ロゴネコでもわかる金融・経済用語辞典

デジタル資産

投資
2026-03-01 時点の情報です

デジタル資産とは、インターネット上で取引・管理される財産のことです。代表的なものとして、ビットコインやイーサリアムなどの暗号資産(仮想通貨)が挙げられます。これらはブロックチェーン技術を基盤としており、発行者や中央管理者が存在しない分散型のシステムで運営されています。また、近年注目されているNFT(非代替性トークン)もデジタル資産の一種で、デジタルアート、音楽、ゲーム内アイテムなどに固有の価値を持たせ、所有権を証明するものです。デジタル資産は、国境を越えて迅速に取引できる利便性がある一方で、価格変動リスクや法規制の整備途上といった課題も抱えています。投資対象としてはもちろん、新たなビジネスモデルの創出源としても期待されています。

📚 関連する用語

一括投資

一括投資(いっかつとうし)とは、手元にあるまとまった資金を分割せず、一度にすべて投資商品などの資産に投じる投資手法のことです。対義語として、一定額を継続的に積み立てる「積立投資(分散投資)」があります。一括投資の利点は、投資した全額に対して運用期間を最大化できるため、特に市場が長期的・継続的に上昇している局面において、複利効果を最も効率的に得られる点にあります。一方で、投資直後に価格が急落した場合、その影響を直接受けてしまう「タイミングのリスク」を伴います。そのため、株価の割安感や将来の成長性を分析する力が必要となる、中・上級者向けの側面もある手法です。個人の資産形成においては、相続や退職金、ボーナスといったまとまった資金が入った際に検討されるほか、ビジネスの文脈では成長市場への集中的な経営資源の投入を指す場合もあります。

ETF

ETF(じょうじょうとうししんたく)とは、上場投資信託(じょうじょうとうししんたく)とは、Exchange Traded Fundの略称でETFとも呼ばれます。証券取引所に上場している投資信託であり、株式のように自由に売買できるのが特徴です。特定の指数(日経平均株価、TOPIXなど)に連動するように設計されているものが多く、少額から分散投資が可能です。投資家は、個別の株式を選ぶことなく、市場全体の動きに連動した投資成果を目指すことができます。ただし、ETFの運用には信託報酬や売買手数料などのコストが発生するため、投資判断の際にはこれらの費用も考慮する必要があります。

クラウドファンディング

クラウドファンディングとは、インターネットのプラットフォームを介して、不特定多数の人々(Crowd)から資金調達(Funding)を行う仕組みのことです。略して「クラファン」とも呼ばれます。
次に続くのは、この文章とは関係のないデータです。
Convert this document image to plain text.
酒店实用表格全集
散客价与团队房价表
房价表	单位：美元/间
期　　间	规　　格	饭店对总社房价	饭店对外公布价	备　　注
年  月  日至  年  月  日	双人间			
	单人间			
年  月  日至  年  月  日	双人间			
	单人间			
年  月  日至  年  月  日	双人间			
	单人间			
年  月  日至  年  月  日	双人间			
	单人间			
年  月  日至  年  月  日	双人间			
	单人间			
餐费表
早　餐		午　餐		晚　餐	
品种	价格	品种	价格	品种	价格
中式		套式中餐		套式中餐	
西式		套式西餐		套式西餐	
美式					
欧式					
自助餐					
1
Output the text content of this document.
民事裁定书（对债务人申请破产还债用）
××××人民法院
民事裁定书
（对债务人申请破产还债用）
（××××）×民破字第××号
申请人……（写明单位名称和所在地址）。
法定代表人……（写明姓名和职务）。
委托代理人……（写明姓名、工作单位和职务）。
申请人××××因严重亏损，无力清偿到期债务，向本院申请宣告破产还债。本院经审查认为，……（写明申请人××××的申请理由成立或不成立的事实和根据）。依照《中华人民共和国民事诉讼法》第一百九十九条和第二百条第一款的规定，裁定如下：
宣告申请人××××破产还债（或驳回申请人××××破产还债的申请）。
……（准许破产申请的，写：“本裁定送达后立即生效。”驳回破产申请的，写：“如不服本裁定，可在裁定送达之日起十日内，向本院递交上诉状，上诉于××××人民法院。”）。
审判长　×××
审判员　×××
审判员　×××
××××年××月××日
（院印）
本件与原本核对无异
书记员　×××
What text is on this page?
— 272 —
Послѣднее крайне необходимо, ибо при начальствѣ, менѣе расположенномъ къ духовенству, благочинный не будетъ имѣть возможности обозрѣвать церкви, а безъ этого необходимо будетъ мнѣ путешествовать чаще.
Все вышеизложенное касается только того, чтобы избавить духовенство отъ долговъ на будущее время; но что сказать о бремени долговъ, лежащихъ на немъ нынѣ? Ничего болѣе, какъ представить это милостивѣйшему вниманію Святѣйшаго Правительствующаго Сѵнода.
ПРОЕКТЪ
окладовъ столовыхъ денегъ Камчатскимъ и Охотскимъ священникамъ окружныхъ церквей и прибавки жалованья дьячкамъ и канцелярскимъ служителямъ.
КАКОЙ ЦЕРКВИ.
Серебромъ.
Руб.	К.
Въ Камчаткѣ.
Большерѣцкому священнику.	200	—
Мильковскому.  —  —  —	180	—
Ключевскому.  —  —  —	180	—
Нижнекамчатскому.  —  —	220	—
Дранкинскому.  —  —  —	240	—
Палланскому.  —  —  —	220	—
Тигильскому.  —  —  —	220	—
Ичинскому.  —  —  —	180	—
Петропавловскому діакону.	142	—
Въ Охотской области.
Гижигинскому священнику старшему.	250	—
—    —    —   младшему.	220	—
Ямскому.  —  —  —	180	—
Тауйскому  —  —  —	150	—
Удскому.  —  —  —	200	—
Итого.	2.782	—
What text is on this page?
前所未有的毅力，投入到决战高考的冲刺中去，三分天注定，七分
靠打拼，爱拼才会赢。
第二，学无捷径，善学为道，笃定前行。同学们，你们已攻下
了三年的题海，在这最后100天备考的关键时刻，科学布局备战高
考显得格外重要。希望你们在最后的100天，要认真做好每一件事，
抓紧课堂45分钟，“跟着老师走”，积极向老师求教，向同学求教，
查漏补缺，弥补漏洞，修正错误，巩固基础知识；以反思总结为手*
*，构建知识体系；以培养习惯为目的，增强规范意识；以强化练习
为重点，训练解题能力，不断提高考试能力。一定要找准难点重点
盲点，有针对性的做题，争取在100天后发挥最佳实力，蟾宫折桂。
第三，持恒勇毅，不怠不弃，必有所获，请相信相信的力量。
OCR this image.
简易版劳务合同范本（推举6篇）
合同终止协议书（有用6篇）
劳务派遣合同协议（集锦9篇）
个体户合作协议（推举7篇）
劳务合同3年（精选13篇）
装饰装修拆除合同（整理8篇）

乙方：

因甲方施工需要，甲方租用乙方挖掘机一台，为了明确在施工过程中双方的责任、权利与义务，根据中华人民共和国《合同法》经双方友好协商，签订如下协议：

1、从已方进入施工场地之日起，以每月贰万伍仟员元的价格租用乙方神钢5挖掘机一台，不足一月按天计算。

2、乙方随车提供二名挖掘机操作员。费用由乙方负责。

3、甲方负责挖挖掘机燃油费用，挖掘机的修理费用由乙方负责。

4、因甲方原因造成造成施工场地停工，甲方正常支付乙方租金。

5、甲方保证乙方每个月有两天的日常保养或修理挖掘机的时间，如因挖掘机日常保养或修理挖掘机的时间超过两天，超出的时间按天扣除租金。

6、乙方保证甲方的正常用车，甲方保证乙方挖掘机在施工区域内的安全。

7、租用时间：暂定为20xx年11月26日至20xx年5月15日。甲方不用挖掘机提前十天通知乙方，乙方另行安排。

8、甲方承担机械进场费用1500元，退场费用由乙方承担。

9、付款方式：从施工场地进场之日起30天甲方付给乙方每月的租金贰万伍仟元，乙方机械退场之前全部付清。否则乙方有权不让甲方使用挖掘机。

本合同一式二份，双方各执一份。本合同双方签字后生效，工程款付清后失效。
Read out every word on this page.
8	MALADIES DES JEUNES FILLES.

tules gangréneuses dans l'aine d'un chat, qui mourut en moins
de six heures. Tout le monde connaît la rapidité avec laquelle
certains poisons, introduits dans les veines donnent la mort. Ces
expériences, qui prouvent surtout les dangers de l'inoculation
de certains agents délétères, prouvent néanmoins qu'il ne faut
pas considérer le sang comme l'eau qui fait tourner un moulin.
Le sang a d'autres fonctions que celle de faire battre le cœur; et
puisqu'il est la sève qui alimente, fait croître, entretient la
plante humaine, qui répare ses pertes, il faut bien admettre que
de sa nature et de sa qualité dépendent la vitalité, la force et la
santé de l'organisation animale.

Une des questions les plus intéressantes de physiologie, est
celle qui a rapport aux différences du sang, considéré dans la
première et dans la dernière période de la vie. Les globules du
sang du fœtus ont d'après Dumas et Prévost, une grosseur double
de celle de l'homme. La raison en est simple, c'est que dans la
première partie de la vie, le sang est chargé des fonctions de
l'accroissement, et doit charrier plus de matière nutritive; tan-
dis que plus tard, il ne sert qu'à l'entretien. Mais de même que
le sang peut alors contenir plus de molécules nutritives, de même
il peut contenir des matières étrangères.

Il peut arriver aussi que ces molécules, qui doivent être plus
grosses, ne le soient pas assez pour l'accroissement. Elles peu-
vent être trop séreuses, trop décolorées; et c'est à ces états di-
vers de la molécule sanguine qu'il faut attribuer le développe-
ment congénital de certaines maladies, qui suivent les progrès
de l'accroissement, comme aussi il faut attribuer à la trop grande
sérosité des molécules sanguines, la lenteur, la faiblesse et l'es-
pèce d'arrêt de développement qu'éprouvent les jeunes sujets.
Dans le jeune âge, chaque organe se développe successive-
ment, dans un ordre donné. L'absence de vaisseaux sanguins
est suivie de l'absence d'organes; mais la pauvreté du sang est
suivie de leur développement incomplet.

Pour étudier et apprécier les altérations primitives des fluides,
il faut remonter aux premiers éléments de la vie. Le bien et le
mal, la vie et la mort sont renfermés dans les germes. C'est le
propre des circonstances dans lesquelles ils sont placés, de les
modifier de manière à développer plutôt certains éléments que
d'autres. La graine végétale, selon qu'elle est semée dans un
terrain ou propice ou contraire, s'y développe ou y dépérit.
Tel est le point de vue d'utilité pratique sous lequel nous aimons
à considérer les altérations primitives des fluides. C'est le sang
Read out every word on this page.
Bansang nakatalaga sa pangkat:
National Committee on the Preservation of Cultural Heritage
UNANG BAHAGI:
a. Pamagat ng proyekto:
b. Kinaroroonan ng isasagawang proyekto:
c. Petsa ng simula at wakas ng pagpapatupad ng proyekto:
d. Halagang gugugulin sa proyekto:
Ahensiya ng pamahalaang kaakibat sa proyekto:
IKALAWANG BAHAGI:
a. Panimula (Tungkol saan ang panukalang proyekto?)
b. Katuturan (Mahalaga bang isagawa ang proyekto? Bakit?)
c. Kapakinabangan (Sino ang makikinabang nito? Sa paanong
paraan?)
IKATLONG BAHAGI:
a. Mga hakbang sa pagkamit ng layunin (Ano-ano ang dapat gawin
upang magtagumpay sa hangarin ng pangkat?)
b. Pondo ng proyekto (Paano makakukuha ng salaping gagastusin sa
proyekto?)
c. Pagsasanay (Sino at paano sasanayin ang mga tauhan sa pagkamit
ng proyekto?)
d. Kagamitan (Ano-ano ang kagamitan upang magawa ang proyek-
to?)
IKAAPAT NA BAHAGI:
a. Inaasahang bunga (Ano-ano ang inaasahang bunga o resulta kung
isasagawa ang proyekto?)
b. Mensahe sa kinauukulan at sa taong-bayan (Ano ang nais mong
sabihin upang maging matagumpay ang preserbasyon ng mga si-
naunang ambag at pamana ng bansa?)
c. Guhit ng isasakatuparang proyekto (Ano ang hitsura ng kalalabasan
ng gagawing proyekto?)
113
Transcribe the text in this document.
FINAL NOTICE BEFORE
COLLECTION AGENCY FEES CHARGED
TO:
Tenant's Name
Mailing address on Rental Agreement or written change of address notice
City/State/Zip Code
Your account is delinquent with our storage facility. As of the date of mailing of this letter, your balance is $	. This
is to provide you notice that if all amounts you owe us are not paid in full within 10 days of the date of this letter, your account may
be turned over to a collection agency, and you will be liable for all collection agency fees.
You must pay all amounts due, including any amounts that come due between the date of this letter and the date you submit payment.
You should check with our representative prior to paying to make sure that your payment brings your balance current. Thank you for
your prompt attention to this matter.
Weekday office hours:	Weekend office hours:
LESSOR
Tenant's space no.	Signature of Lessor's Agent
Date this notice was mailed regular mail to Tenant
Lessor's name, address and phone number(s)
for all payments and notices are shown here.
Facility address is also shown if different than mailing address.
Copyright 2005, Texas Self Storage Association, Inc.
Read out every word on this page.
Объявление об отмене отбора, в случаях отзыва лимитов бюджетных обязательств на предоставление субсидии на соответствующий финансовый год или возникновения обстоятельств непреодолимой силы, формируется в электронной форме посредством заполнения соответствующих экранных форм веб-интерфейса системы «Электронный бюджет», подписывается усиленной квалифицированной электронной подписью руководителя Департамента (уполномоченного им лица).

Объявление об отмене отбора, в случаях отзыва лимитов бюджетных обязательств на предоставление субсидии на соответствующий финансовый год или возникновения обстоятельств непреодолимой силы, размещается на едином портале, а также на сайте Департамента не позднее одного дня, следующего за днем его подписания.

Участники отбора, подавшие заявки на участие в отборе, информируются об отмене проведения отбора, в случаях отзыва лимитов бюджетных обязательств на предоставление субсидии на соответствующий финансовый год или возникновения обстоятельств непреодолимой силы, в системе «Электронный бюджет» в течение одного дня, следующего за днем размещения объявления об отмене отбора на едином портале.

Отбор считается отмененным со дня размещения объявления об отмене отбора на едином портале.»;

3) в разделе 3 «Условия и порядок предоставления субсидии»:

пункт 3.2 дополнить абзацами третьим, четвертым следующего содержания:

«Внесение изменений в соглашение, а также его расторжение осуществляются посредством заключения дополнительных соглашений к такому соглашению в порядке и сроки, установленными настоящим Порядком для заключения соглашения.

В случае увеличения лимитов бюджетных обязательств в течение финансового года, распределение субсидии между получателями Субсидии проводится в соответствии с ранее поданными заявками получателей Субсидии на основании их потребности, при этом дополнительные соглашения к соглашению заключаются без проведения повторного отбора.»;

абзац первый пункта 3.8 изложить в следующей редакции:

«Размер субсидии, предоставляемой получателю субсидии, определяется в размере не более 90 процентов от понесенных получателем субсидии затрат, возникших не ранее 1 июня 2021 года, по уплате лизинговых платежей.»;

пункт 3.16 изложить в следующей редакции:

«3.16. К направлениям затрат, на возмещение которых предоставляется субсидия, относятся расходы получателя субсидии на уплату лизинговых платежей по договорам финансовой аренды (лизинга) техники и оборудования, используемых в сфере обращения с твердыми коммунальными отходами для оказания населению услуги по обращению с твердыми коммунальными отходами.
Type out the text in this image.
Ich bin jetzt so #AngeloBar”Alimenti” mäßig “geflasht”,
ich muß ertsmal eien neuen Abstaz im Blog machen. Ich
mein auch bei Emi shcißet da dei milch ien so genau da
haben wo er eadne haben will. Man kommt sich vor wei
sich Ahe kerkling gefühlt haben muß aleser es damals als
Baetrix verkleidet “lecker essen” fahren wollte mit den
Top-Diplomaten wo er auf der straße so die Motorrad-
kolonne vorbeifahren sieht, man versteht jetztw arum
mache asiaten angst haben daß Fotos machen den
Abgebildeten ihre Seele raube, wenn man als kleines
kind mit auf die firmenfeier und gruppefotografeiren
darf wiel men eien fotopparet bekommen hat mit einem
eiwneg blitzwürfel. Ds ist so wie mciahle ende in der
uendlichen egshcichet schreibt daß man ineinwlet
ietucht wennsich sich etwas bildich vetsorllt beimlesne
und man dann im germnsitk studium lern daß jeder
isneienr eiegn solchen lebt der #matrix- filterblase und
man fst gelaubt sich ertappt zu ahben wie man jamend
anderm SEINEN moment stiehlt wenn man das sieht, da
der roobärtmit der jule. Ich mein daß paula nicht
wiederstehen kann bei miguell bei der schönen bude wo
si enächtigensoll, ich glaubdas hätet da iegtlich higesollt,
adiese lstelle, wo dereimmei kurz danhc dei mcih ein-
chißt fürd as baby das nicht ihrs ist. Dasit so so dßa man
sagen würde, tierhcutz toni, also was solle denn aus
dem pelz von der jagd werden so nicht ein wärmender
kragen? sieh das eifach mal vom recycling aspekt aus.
主に、新商品の開発、映画制作、災害支援、スタートアップ企業の設立など、多岐にわたる目的で利用されます。仕組みは大きく分けて、支援者が対価として商品やサービスを受け取る「購入型」、金銭的見返りを求めない「寄付型」、未公開株や金銭的リターンを得る「投資型(株式型・融資型)」などに分類されます。従来の金融機関からの融資に比べ、プロジェクト実行者の情熱やアイデアへの「共感」が重視される点が特徴です。企業にとっては、市場の反応を発売前に確認できるテストマーケティングの場としての側面も持ち、現代のビジネスシーンにおける重要な資金調達およびプロモーション手段となっています。

信託期間

信託期間(しんたくきかん)とは、投資信託(ファンド)などの信託契約において、信託財産の運用が行われる期間のことです。 投資信託説明書(交付目論見書)に必ず記載されており、この期間が満了することを「満期償還」と呼びます。期間が終了すると、その時点の基準価額で保有口数が換金され、投資家に資金が返還されます。 一般的に、長期的な資産形成を目的としたインデックスファンドなどは、期間を定めない「無期限」の設定となっていることが多いです。一方で、特定のテーマ株や債券運用など、市場環境の変化に合わせた商品では「5年」「10年」といった有期限の設定がなされる場合があります。 なお、信託期間が無期限または期間内であっても、受益権口数(ファンドの規模)が規定の口数を下回るなど運用継続が困難と判断された場合には、期間を短縮して早期に運用を終了する「繰上償還」が行われる可能性があります。